MOTH

Lunification.

THE THING IS—the clock moves an inch—there is something else.

What do you mean? Another tick.

There was a child born in Paris.

There is no child, I say flatly. The baby died.

Skeet looks into my eyes. A whole lifetime passes back and forth.

It didn’t. I mean, she didn’t. I have the hospital records the museum sent, he says, gesturing to his bag. This is what they would tell unmarried women, he says carefully, when in fact the child had been adopted. That the mother was often heavily drugged for days at a time. That there were always many families that wanted a baby. This child, this girl, was adopted by a childless couple who fled to the south and later settled back in Paris.

A daughter, I say, attempting to move past this word functionally, but agony grips my chest and forces it out, stilted. The horrible sound stuck in the walls.

But, before anything else, I have to tell you. He drops his head. She’s gone now.

When I say nothing, he says, They called her Jeanne.

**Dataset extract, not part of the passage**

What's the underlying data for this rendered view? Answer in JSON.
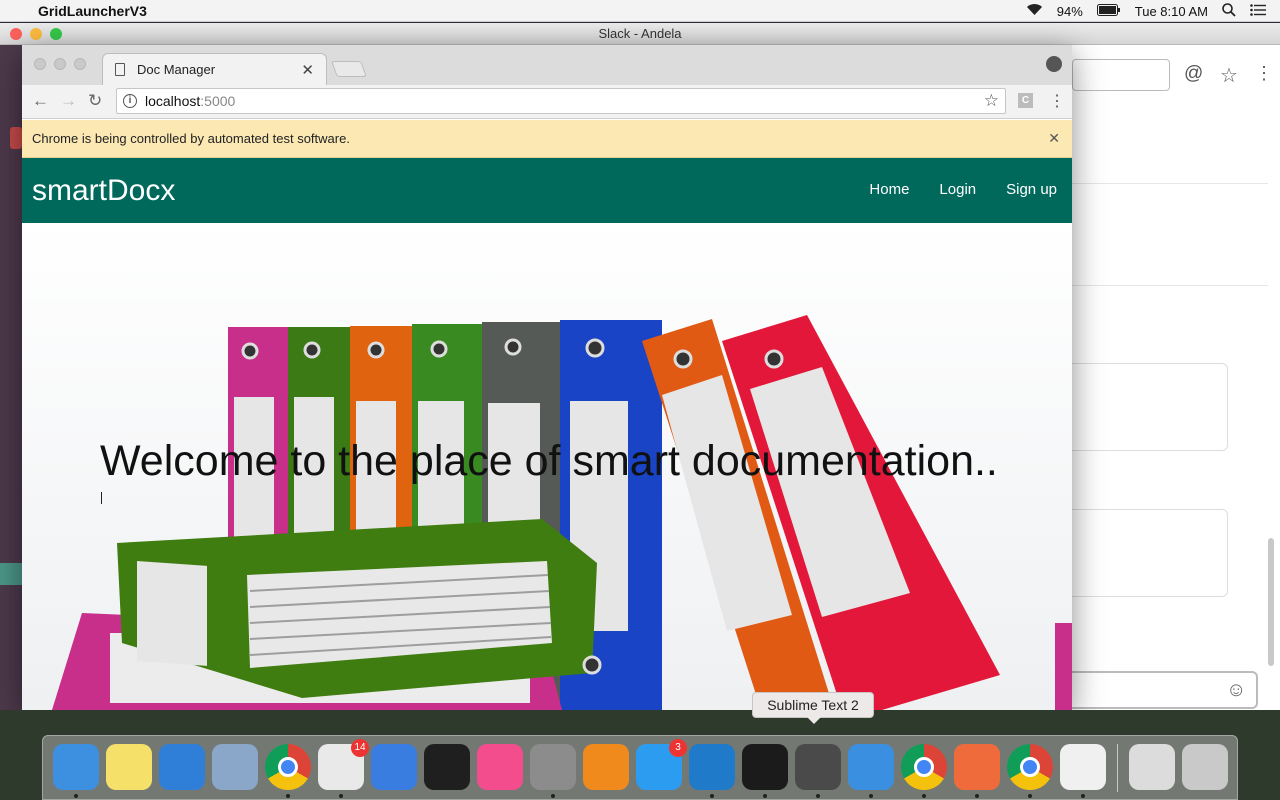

My heart heavy as water. I swallow several times to regain control of my voice. Oh god, Skeet. I have to just—

I’m sorry Frame. I’m so sorry. I just wanted—

I should be crying, soaking his shirtsleeve. But I am stunned. I had known, somewhere, that this is what the letter meant, but would not, for a moment, let myself think it. The pain I had kept tightly in the heart of my heart, stopped it filling my entire chest. All these years as though a sound, muffled offtime, stayed with me. Another heartbeat faintly beating behind my own. In order to forget one life, you need to live at least one other life. The young can withstand the shock of love because another life is still possible. It is only the old who die of heartbreak.

When the director came from the Volkov Museum, Skeet says, I heard Valentina say she would track you down, as though she hadn’t just received sound files from you. In those deadly goddamn conservancy progress meetings, she began to imply that the dictionary was over, and that your single-mindedness around it was a sign that you really had gone crackers. When the painting sat in her office and she made no move to notify you, I began to wonder if it wasn’t she who was crazy.

Skeet says he radiated with anger. He will confront Valentina. No, he will call the police. No. He will do neither. He once told me that everything he knows he stole. Only he didn’t realize what he was getting into. And still, he couldn’t stop. Not all of life is accumulation. Sometimes a single moment of a single day can determine a life.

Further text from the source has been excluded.